The pace of the UK’s economic recovery remained behind the global benchmark in November, according to the latest Lloyds Bank UK Recovery Tracker. However, news of the first effective coronavirus vaccine buoyed business confidence for the year ahead.
The Tracker, working with IHS Markit, provides unique insight into the shape and pace of the UK’s recovery following the disruption caused by Covid-19.
UK sectors remain behind global benchmark, but ahead of Europe
Eight of the fourteen UK sectors monitored by the Tracker were behind the global index during November, the same number as in October.
Tourism and recreation businesses were furthest behind the equivalent global benchmark, with a reading of 15.6 against the global benchmark for the sector of 44.0 as the national lockdown in England came into force. A reading above 50 signals output is rising, while a reading below 50 indicates output is contracting.
The beverages and food sector (39.9) also fell further behind the equivalent global benchmark (52.4) in November, with producers citing a fall in orders from pubs and restaurants.
Real estate (40.6) and transportation (47.5) were the only other UK sectors monitored by the Tracker to register an outright decline in output during November. Lockdown measures compounded the fall in demand for commercial property rentals and public transport, as more people worked from home.
While the UK overall remained behind the global benchmark in November, it still outperformed the European benchmark, with 12 of the 14 UK sectors monitored by the tracker reporting a stronger output performance.
Only tourism and recreation and beverages and food were behind the European average.
Manufacturing firms help stop UK output falling to Q2 low
UK national output fell for the first time in five months during November (49.0). However, the fall was not as steep as the drop measured in March (36.0), April (13.8) and May (30.0), during the first national lockdown.
This is partly due to manufacturers being able to operate as normal during the latest series of lockdown measures across the UK. Domestic manufacturers outperformed services businesses for a ninth consecutive month in November. Metals and mining led the growth rankings for the third month running (70.7), with automobiles and auto parts in second place again (63.3).
Ten of the fourteen sectors monitored by the tracker saw overall output growth during November, with six recording faster output growth month-on-month. The biggest uptick was seen among technology equipment manufacturers (61.3 vs 52.7 in October) and producers of household products (52.7 vs. 45.0 in October). The rise in UK technology equipment output mirrored a worldwide rebound in the sector during November, led by the recovery of the global semiconductors industry, which improved trade flows and boosted demand.
Manufacturers indicated that rising output was partly driven by higher export orders in November, as European clients brought forward purchases before the end of the Brexit transition period. The 31 December deadline also caused stockpiling at factories for the first time since October 2019.
Vaccine news boosts business optimism for 2021
While national output fell in November, news of the first effective coronavirus vaccine made UK companies more optimistic about the UK’s recovery in November. In fact, business optimism about the coming 12 months was the highest recorded since the start of the pandemic.
The number of UK businesses linking news of an effective coronavirus vaccine to an expected rise in their output over the next year was more than five times higher than in October. This index was by far the highest recorded in the UK Recovery Tracker’s history.
The improved outlook was greatest among the sectors most affected by Covid-19 lockdown measures. Almost two thirds (64%) of tourism and recreation firms and more than two fifths (43%) of real estate businesses predicted their output would rise in the next 12 months, up from 41% and 30% respectively in October.
The software and services sector also registered a large uptick in confidence month-on-month (69% anticipate growth vs 55% in October) and now has the most positive outlook for the next 12 months of all 14 sectors monitored by the Tracker, followed by healthcare (68% vs 63% in October).
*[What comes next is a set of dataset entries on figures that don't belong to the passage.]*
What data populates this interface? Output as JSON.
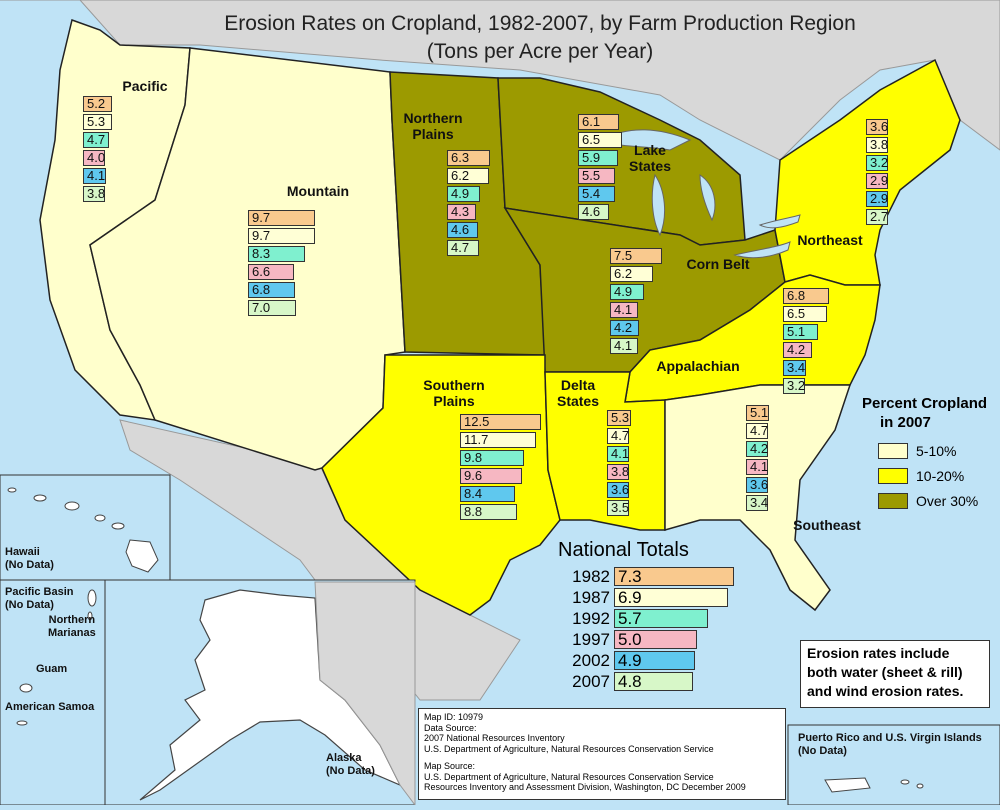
{
  "title": {
    "line1": "Erosion Rates on Cropland, 1982-2007, by Farm Production Region",
    "line2": "(Tons per Acre per Year)"
  },
  "years": [
    "1982",
    "1987",
    "1992",
    "1997",
    "2002",
    "2007"
  ],
  "year_colors": [
    "#f9c98e",
    "#ffffd6",
    "#7ff0cf",
    "#f6b7c2",
    "#5fc8ee",
    "#d7f7c8"
  ],
  "percent_colors": {
    "5-10%": "#ffffcc",
    "10-20%": "#ffff00",
    "Over 30%": "#9c9a00"
  },
  "regions": [
    {
      "name": "Pacific",
      "label": "Pacific",
      "percent": "5-10%",
      "values": [
        "5.2",
        "5.3",
        "4.7",
        "4.0",
        "4.1",
        "3.8"
      ]
    },
    {
      "name": "Mountain",
      "label": "Mountain",
      "percent": "5-10%",
      "values": [
        "9.7",
        "9.7",
        "8.3",
        "6.6",
        "6.8",
        "7.0"
      ]
    },
    {
      "name": "Northern Plains",
      "label": "Northern Plains",
      "percent": "Over 30%",
      "values": [
        "6.3",
        "6.2",
        "4.9",
        "4.3",
        "4.6",
        "4.7"
      ]
    },
    {
      "name": "Lake States",
      "label": "Lake States",
      "percent": "Over 30%",
      "values": [
        "6.1",
        "6.5",
        "5.9",
        "5.5",
        "5.4",
        "4.6"
      ]
    },
    {
      "name": "Corn Belt",
      "label": "Corn Belt",
      "percent": "Over 30%",
      "values": [
        "7.5",
        "6.2",
        "4.9",
        "4.1",
        "4.2",
        "4.1"
      ]
    },
    {
      "name": "Northeast",
      "label": "Northeast",
      "percent": "10-20%",
      "values": [
        "3.6",
        "3.8",
        "3.2",
        "2.9",
        "2.9",
        "2.7"
      ]
    },
    {
      "name": "Appalachian",
      "label": "Appalachian",
      "percent": "10-20%",
      "values": [
        "6.8",
        "6.5",
        "5.1",
        "4.2",
        "3.4",
        "3.2"
      ]
    },
    {
      "name": "Southern Plains",
      "label": "Southern Plains",
      "percent": "10-20%",
      "values": [
        "12.5",
        "11.7",
        "9.8",
        "9.6",
        "8.4",
        "8.8"
      ]
    },
    {
      "name": "Delta States",
      "label": "Delta States",
      "percent": "10-20%",
      "values": [
        "5.3",
        "4.7",
        "4.1",
        "3.8",
        "3.6",
        "3.5"
      ]
    },
    {
      "name": "Southeast",
      "label": "Southeast",
      "percent": "5-10%",
      "values": [
        "5.1",
        "4.7",
        "4.2",
        "4.1",
        "3.6",
        "3.4"
      ]
    }
  ],
  "national": {
    "heading": "National Totals",
    "values": [
      "7.3",
      "6.9",
      "5.7",
      "5.0",
      "4.9",
      "4.8"
    ]
  },
  "legend": {
    "heading_line1": "Percent Cropland",
    "heading_line2": "in 2007",
    "items": [
      {
        "label": "5-10%",
        "color": "#ffffcc"
      },
      {
        "label": "10-20%",
        "color": "#ffff00"
      },
      {
        "label": "Over 30%",
        "color": "#9c9a00"
      }
    ]
  },
  "insets": {
    "hawaii": "Hawaii",
    "hawaii_note": "(No Data)",
    "pacific_basin": "Pacific Basin",
    "pacific_basin_note": "(No Data)",
    "northern_marianas_1": "Northern",
    "northern_marianas_2": "Marianas",
    "guam": "Guam",
    "american_samoa": "American Samoa",
    "alaska": "Alaska",
    "alaska_note": "(No Data)",
    "puerto_rico": "Puerto Rico and U.S. Virgin Islands",
    "puerto_rico_note": "(No Data)"
  },
  "note": "Erosion rates include both water (sheet & rill) and wind erosion rates.",
  "source": {
    "map_id": "Map ID:  10979",
    "data_source_label": "Data Source:",
    "data_source_1": "2007 National Resources Inventory",
    "data_source_2": "U.S. Department of Agriculture, Natural Resources Conservation Service",
    "map_source_label": "Map Source:",
    "map_source_1": "U.S. Department of Agriculture, Natural Resources Conservation Service",
    "map_source_2": "Resources Inventory and Assessment Division, Washington, DC     December 2009"
  }
}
Jeavon Lolay, Head of Economics and Market Insight, Lloyds Bank Commercial Banking, said: “While the performance of UK services businesses has been acutely affected by the tightening of restrictions and national lockdown measures, there were also positive signs of resilience for the broader economy as a range of sectors reported stronger growth in November. It shows that not only were the mandatory restrictions less onerous than in the spring but that businesses have also adapted well during the pandemic.
“The news of an effective vaccine saw business expectations improve markedly last month, potentially helping to reverse the fortunes of consumer facing industries that have borne the brunt of Covid-19 restrictions. The start of vaccinations in December should help sustain and hopefully bolster this increase in confidence for the year ahead.”
Ed Thurman, Managing Director, Global Transaction Banking, Lloyds Bank Commercial Banking, added: “It’s encouraging to see news of a viable vaccine boost business confidence for the next 12 months. We are nearing the end of a year that has forced firms to dig deeper than ever before, and lean on the resilience and innovation they have always shown in the face of adversity.
“But we are not out of the woods yet. The rollout of the vaccine will take time, and the path of the UK’s recovery from Covid-19 will continue to be determined by a far-reaching set of factors, including the end of the Brexit transition period on December 31st.”